Revenues at online firm Moneysupermarket.com rose by 19% to £104.9m in the first quarter of the year.

The Chester based business issued a trading update this morning,

The company said motor insurance benefited from improved conversion, partially offset by subdued trading in life insurance as competitors spent more on their customer incentives.

The combination of attractive offers and the announcement of the price cap increase meant energy switching was exceptionally strong in the quarter

Mark Lewis, chief executive of Moneysupermarket.com Group, said: “The reinvent strategy continues with a strong first quarter of trading, notably helping a record number of customers beat the rising energy price cap.

“Moneysupermarket innovation continues, we have new branding and advertising to remind everyone how we can help them with their finances and ‘get money calm’ and new products like Credit Monitor are on the site.”

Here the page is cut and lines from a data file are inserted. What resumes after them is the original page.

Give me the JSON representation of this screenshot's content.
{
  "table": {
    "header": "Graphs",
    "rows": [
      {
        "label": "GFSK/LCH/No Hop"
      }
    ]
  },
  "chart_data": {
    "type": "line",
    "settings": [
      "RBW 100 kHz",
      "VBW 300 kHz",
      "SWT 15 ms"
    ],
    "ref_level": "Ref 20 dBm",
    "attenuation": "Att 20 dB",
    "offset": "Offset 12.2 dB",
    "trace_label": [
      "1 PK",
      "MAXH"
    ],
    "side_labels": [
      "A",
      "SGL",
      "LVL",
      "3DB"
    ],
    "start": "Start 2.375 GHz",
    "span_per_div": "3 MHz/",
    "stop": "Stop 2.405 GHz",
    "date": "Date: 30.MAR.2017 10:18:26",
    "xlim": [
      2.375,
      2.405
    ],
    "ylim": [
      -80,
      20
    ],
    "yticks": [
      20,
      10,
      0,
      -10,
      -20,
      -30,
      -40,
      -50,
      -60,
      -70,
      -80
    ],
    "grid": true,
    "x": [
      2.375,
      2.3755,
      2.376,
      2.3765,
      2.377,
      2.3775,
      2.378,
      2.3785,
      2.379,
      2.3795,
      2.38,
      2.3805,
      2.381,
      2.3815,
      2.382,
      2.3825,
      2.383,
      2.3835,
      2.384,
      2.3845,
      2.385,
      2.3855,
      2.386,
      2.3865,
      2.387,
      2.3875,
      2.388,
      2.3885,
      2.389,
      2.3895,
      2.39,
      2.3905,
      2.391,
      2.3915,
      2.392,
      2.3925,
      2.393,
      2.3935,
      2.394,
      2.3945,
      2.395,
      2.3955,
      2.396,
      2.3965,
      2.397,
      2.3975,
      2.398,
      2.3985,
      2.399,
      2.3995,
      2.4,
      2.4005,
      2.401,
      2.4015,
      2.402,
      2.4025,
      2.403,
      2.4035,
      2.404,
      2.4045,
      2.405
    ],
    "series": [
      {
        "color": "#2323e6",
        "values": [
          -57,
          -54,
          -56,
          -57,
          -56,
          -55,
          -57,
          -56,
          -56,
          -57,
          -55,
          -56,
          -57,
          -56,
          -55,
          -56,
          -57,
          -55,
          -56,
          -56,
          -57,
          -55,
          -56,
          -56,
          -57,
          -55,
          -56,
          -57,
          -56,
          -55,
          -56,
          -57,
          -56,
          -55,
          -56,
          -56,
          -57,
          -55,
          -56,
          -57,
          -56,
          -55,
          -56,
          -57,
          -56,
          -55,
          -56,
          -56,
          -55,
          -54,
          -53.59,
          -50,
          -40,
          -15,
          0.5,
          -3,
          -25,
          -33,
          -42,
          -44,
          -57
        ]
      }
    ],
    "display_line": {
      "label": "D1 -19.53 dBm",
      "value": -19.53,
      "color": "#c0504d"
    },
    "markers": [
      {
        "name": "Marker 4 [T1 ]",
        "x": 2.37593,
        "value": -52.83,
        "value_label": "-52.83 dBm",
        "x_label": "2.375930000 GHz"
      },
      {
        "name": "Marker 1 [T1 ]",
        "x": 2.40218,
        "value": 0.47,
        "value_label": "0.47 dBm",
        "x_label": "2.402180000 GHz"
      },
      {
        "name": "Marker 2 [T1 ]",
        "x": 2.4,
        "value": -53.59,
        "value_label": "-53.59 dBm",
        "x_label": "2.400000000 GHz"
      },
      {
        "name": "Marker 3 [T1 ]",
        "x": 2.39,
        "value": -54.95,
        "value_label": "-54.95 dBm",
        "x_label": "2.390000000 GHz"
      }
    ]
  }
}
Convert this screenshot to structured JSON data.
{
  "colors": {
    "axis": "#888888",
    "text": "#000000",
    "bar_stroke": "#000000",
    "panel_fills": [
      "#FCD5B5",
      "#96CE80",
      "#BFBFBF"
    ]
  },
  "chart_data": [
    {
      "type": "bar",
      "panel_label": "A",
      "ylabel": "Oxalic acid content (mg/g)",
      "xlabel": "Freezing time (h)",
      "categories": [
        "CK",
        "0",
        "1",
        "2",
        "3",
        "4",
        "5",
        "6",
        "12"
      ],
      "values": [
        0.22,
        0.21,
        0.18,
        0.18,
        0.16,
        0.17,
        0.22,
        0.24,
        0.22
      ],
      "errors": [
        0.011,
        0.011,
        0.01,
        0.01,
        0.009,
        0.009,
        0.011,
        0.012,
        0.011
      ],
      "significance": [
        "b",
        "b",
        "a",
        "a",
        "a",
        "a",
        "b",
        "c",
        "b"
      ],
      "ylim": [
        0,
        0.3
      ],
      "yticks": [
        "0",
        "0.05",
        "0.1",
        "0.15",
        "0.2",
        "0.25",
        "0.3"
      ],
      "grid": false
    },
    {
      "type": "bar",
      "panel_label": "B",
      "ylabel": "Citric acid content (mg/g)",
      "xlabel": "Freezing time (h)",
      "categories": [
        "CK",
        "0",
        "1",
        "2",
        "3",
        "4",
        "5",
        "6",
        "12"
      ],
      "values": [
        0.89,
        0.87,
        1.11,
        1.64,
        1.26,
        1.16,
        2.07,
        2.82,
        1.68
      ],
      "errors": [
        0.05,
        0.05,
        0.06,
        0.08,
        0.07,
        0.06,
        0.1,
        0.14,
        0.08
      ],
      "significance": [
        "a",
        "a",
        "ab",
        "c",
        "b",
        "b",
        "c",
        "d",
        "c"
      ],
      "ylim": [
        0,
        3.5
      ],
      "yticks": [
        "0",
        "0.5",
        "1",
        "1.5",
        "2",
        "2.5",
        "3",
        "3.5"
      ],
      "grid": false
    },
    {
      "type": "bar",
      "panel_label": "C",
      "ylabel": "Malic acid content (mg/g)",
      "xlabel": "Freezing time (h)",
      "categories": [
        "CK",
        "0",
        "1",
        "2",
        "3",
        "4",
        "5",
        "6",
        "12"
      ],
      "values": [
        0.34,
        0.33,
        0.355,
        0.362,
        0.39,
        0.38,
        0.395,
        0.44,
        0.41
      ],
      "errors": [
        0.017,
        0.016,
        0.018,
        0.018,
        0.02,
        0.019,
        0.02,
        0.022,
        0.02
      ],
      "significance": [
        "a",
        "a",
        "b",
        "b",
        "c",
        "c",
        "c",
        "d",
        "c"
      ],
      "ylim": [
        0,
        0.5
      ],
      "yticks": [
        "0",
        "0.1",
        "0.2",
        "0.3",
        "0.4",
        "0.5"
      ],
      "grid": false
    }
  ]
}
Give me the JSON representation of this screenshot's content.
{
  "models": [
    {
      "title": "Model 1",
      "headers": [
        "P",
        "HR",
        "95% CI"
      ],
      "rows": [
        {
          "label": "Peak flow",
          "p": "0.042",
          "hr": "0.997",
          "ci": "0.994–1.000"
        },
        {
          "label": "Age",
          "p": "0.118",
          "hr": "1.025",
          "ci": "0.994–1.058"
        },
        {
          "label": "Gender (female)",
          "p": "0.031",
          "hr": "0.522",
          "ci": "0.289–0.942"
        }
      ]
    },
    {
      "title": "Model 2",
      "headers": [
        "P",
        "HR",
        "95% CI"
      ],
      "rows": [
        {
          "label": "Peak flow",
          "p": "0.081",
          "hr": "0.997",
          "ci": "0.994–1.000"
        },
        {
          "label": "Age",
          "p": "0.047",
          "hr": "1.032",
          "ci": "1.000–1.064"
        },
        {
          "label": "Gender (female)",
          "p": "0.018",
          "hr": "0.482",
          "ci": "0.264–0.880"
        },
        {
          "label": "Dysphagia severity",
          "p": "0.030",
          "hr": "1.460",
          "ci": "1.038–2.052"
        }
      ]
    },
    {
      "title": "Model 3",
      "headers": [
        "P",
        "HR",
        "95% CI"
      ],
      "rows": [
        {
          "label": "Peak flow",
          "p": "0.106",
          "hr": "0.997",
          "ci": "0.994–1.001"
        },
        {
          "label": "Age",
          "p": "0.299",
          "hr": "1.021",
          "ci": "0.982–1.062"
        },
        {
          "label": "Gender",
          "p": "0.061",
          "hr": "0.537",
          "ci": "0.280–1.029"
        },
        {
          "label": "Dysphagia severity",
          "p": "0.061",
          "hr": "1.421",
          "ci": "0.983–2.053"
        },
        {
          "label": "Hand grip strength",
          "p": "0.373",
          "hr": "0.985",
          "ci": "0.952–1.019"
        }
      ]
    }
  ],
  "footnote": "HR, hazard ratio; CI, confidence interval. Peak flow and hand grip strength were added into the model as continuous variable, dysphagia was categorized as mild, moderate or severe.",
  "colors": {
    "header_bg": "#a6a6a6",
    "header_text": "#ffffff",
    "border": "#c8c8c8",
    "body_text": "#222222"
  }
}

Performance of Home Services was exceptional in the first quarter and the firm expects this to moderate through the year.

The outlook for the year remains unchanged. The board remains confident of meeting current market expectations.

Following the announcement in February of a proposed £40m enhanced distribution and the related shareholder consultation, the board confirmed that this will be made by way of special dividend.

Russ Mould, investment director at Manchester investment firm AJ Bell, said: “Comparison site Moneysupermarket’s stellar first quarter numbers are all the more impressive when you consider demand for its services are often seen as being linked to the fortunes of the UK economy.

“But while the latter might be struggling, mired in political and economic uncertainty, Moneysupermarket is forging ahead investing in new technology and expanding into new areas.

“This involves investment and is perhaps why the company is not lifting full year guidance, despite performing significantly better than expected in the first three months of the year.

“This cautious approach also reflects the fact that it’s first quarter numbers were boosted by a particularly strong period for energy switching ahead of flagged price increases from the big suppliers, a trend which the company expects to moderate in the remainder of the year.”

He added: “A new strategy built around a tailored service which would push products to consumers based on their needs and profile is seen as a potential game-changer for the business.

“It could create more of a subscriber-based model, with a stronger connection with users which could help address the significant marketing costs and competition associated with the price comparison market.

“Today’s statement shows how competitive that market still is. This is principally reflected in the life insurance market where rivals have been allocating more to customer incentives.”